Port of Beirut Authorities has taken one step closer to its goal of becoming the Levant’s leading trading hub, with the deployment of Cisco-based networking platform. The network connects the port’s three main sites — the administration building, the customs office and terminal container complex — enabling more effective and efficient communication within the port.

“Goods moving in and out of any country are the life-blood of the economy. The Lebanese Government is investing in this strategic gateway by introducing the most modern networking technologies available,” said Eng. Fady Tayah, networking systems manager for Port of Beirut Authorities.

“Creating reliable communication channels between the three main sectors of the Port will insure a swift and reliable exchange of information. As we computerise systems, we can really speed up our ability to clear goods as we remove manual data re-entry procedures, and reduce paperwork,” Tayah explained.

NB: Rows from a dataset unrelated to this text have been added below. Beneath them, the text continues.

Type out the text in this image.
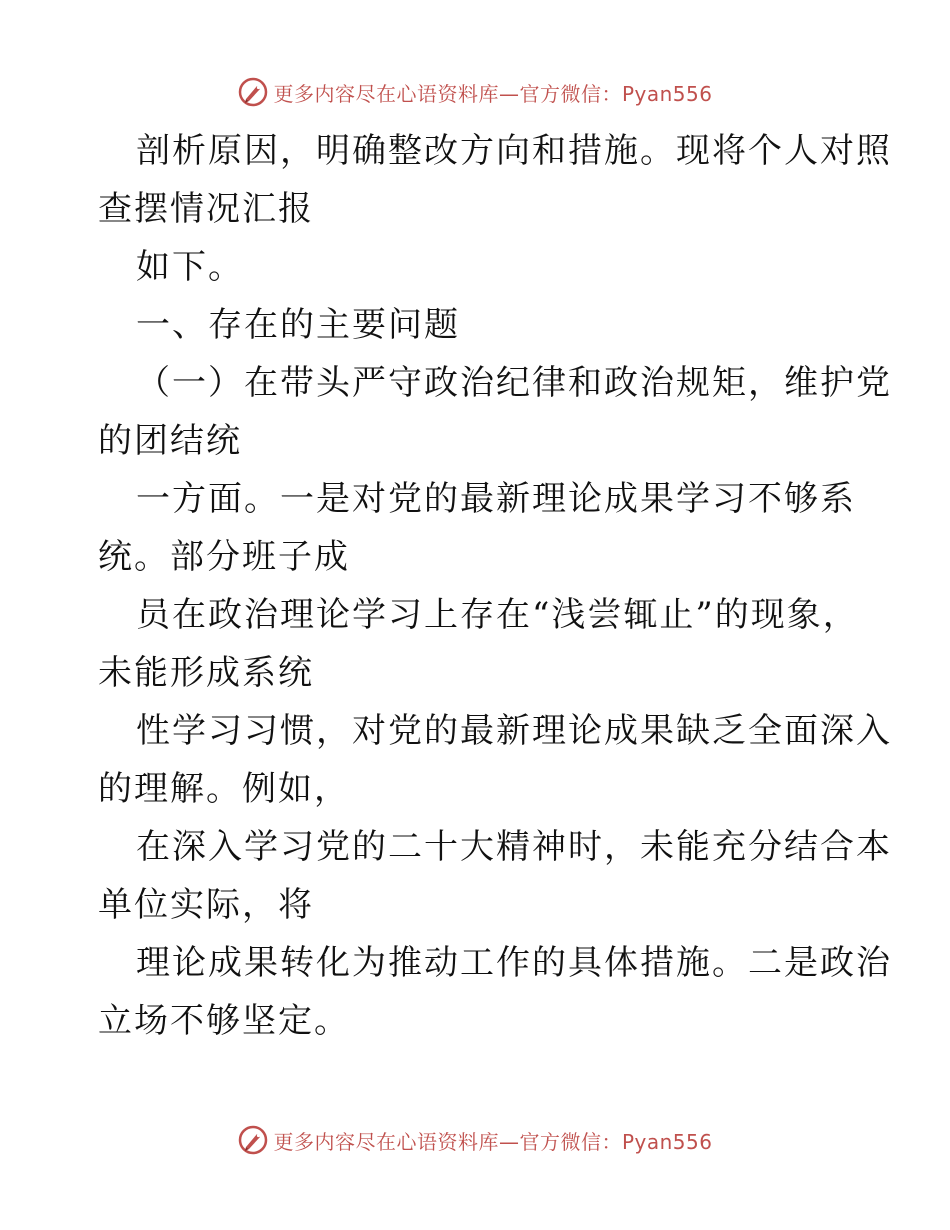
更多内容尽在心语资料库—官方微信：Pyan556
剖析原因，明确整改方向和措施。现将个人对照
查摆情况汇报
如下。
一、存在的主要问题
（一）在带头严守政治纪律和政治规矩，维护党
的团结统
一方面。一是对党的最新理论成果学习不够系
统。部分班子成
员在政治理论学习上存在“浅尝辄止”的现象，
未能形成系统
性学习习惯，对党的最新理论成果缺乏全面深入
的理解。例如，
在深入学习党的二十大精神时，未能充分结合本
单位实际，将
理论成果转化为推动工作的具体措施。二是政治
立场不够坚定。
更多内容尽在心语资料库—官方微信：Pyan556
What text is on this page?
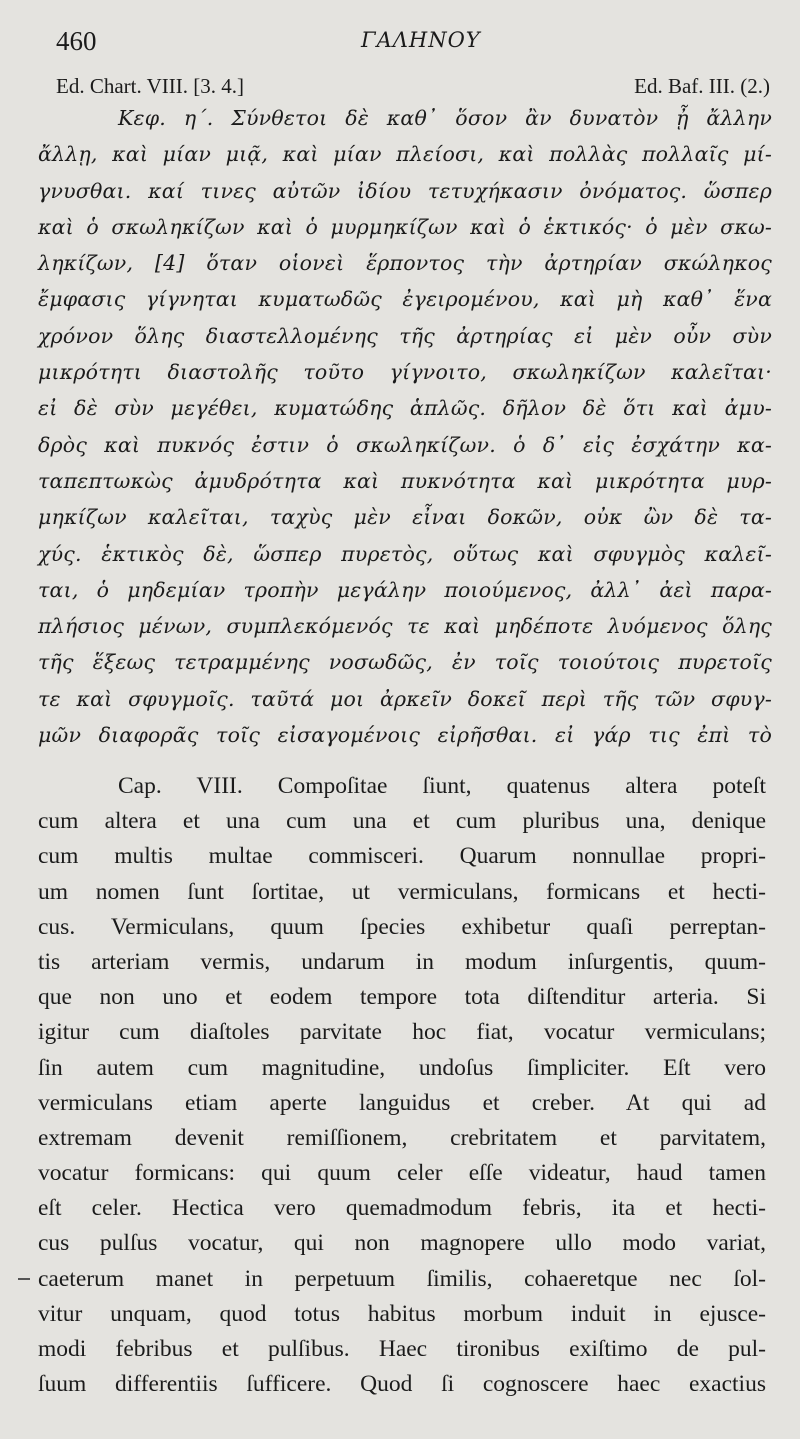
460	ΓΑΛΗΝΟΥ
Ed. Chart. VIII. [3. 4.]	Ed. Baf. III. (2.)
Κεφ. η΄. Σύνθετοι δὲ καθ᾽ ὅσον ἂν δυνατὸν ᾖ ἄλλην
ἄλλῃ, καὶ μίαν μιᾷ, καὶ μίαν πλείοσι, καὶ πολλὰς πολλαῖς μί-
γνυσθαι. καί τινες αὐτῶν ἰδίου τετυχήκασιν ὀνόματος. ὥσπερ
καὶ ὁ σκωληκίζων καὶ ὁ μυρμηκίζων καὶ ὁ ἑκτικός· ὁ μὲν σκω-
ληκίζων, [4] ὅταν οἱονεὶ ἕρποντος τὴν ἀρτηρίαν σκώληκος
ἔμφασις γίγνηται κυματωδῶς ἐγειρομένου, καὶ μὴ καθ᾽ ἕνα
χρόνον ὅλης διαστελλομένης τῆς ἀρτηρίας εἰ μὲν οὖν σὺν
μικρότητι διαστολῆς τοῦτο γίγνοιτο, σκωληκίζων καλεῖται·
εἰ δὲ σὺν μεγέθει, κυματώδης ἁπλῶς. δῆλον δὲ ὅτι καὶ ἀμυ-
δρὸς καὶ πυκνός ἐστιν ὁ σκωληκίζων. ὁ δ᾽ εἰς ἐσχάτην κα-
ταπεπτωκὼς ἀμυδρότητα καὶ πυκνότητα καὶ μικρότητα μυρ-
μηκίζων καλεῖται, ταχὺς μὲν εἶναι δοκῶν, οὐκ ὢν δὲ τα-
χύς. ἑκτικὸς δὲ, ὥσπερ πυρετὸς, οὕτως καὶ σφυγμὸς καλεῖ-
ται, ὁ μηδεμίαν τροπὴν μεγάλην ποιούμενος, ἀλλ᾽ ἀεὶ παρα-
πλήσιος μένων, συμπλεκόμενός τε καὶ μηδέποτε λυόμενος ὅλης
τῆς ἕξεως τετραμμένης νοσωδῶς, ἐν τοῖς τοιούτοις πυρετοῖς
τε καὶ σφυγμοῖς. ταῦτά μοι ἀρκεῖν δοκεῖ περὶ τῆς τῶν σφυγ-
μῶν διαφορᾶς τοῖς εἰσαγομένοις εἰρῆσθαι. εἰ γάρ τις ἐπὶ τὸ
Cap. VIII. Compoſitae ſiunt, quatenus altera poteſt
cum altera et una cum una et cum pluribus una, denique
cum multis multae commisceri. Quarum nonnullae propri-
um nomen ſunt ſortitae, ut vermiculans, formicans et hecti-
cus. Vermiculans, quum ſpecies exhibetur quaſi perreptan-
tis arteriam vermis, undarum in modum inſurgentis, quum-
que non uno et eodem tempore tota diſtenditur arteria. Si
igitur cum diaſtoles parvitate hoc fiat, vocatur vermiculans;
ſin autem cum magnitudine, undoſus ſimpliciter. Eſt vero
vermiculans etiam aperte languidus et creber. At qui ad
extremam devenit remiſſionem, crebritatem et parvitatem,
vocatur formicans: qui quum celer eſſe videatur, haud tamen
eſt celer. Hectica vero quemadmodum febris, ita et hecti-
cus pulſus vocatur, qui non magnopere ullo modo variat,
caeterum manet in perpetuum ſimilis, cohaeretque nec ſol-
vitur unquam, quod totus habitus morbum induit in ejusce-
modi febribus et pulſibus. Haec tironibus exiſtimo de pul-
ſuum differentiis ſufficere. Quod ſi cognoscere haec exactius
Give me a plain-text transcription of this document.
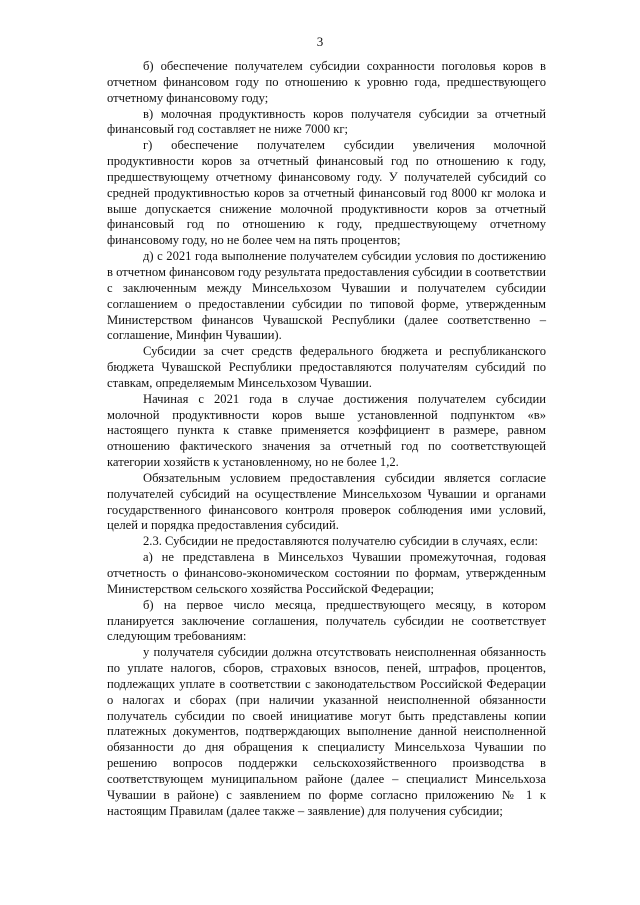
3

б) обеспечение получателем субсидии сохранности поголовья коров в отчетном финансовом году по отношению к уровню года, предшествующего отчетному финансовому году;

в) молочная продуктивность коров получателя субсидии за отчетный финансовый год составляет не ниже 7000 кг;

г) обеспечение получателем субсидии увеличения молочной продуктивности коров за отчетный финансовый год по отношению к году, предшествующему отчетному финансовому году. У получателей субсидий со средней продуктивностью коров за отчетный финансовый год 8000 кг молока и выше допускается снижение молочной продуктивности коров за отчетный финансовый год по отношению к году, предшествующему отчетному финансовому году, но не более чем на пять процентов;

д) с 2021 года выполнение получателем субсидии условия по достижению в отчетном финансовом году результата предоставления субсидии в соответствии с заключенным между Минсельхозом Чувашии и получателем субсидии соглашением о предоставлении субсидии по типовой форме, утвержденным Министерством финансов Чувашской Республики (далее соответственно – соглашение, Минфин Чувашии).

Субсидии за счет средств федерального бюджета и республиканского бюджета Чувашской Республики предоставляются получателям субсидий по ставкам, определяемым Минсельхозом Чувашии.

Начиная с 2021 года в случае достижения получателем субсидии молочной продуктивности коров выше установленной подпунктом «в» настоящего пункта к ставке применяется коэффициент в размере, равном отношению фактического значения за отчетный год по соответствующей категории хозяйств к установленному, но не более 1,2.

Обязательным условием предоставления субсидии является согласие получателей субсидий на осуществление Минсельхозом Чувашии и органами государственного финансового контроля проверок соблюдения ими условий, целей и порядка предоставления субсидий.

2.3. Субсидии не предоставляются получателю субсидии в случаях, если:

а) не представлена в Минсельхоз Чувашии промежуточная, годовая отчетность о финансово-экономическом состоянии по формам, утвержденным Министерством сельского хозяйства Российской Федерации;

б) на первое число месяца, предшествующего месяцу, в котором планируется заключение соглашения, получатель субсидии не соответствует следующим требованиям:

у получателя субсидии должна отсутствовать неисполненная обязанность по уплате налогов, сборов, страховых взносов, пеней, штрафов, процентов, подлежащих уплате в соответствии с законодательством Российской Федерации о налогах и сборах (при наличии указанной неисполненной обязанности получатель субсидии по своей инициативе могут быть представлены копии платежных документов, подтверждающих выполнение данной неисполненной обязанности до дня обращения к специалисту Минсельхоза Чувашии по решению вопросов поддержки сельскохозяйственного производства в соответствующем муниципальном районе (далее – специалист Минсельхоза Чувашии в районе) с заявлением по форме согласно приложению № 1 к настоящим Правилам (далее также – заявление) для получения субсидии;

Previously none of the port buildings had been connected with anything other than phone lines. However, the recent construction of the administration, customs and warehousing facilities provided the opportunity to deploy the Cisco network, designed specifically to fit the port’s needs.

“Before the modernisation project, we had a number of stand-alone local area networks connecting a limited number of users in different locations. It was too slow — as time passed the workload increased steadily. [Also] the old systems could not provide us with the bandwidth we needed to keep the port working swiftly,” explained Tayah.

“Simply cutting down on the use of hard copies to exchange data will make a massive difference to our [operational efficiency] and accuracy, especially when this is combined with our new abilities to automate task processing. With the volume of operations we have to complete 24 hours a day, seven days a week, saving even one second in a task lets us get so much more done.”

Cisco certified partner, BMB Lebanon, provided the networking infrastructure, which is based on Cisco Catalyst 6509 multi-layer switches. “These have an enormous 256 G/bit/s backplane to allow the port to cater for future growth, and to implement bandwidth-intensive applications such as voice and video in the future,” said Simon Samia, director of BMB.

“This kind of high-capacity switched network is extremely reliable, and scales very well to match the needs of the different departments of the authority.”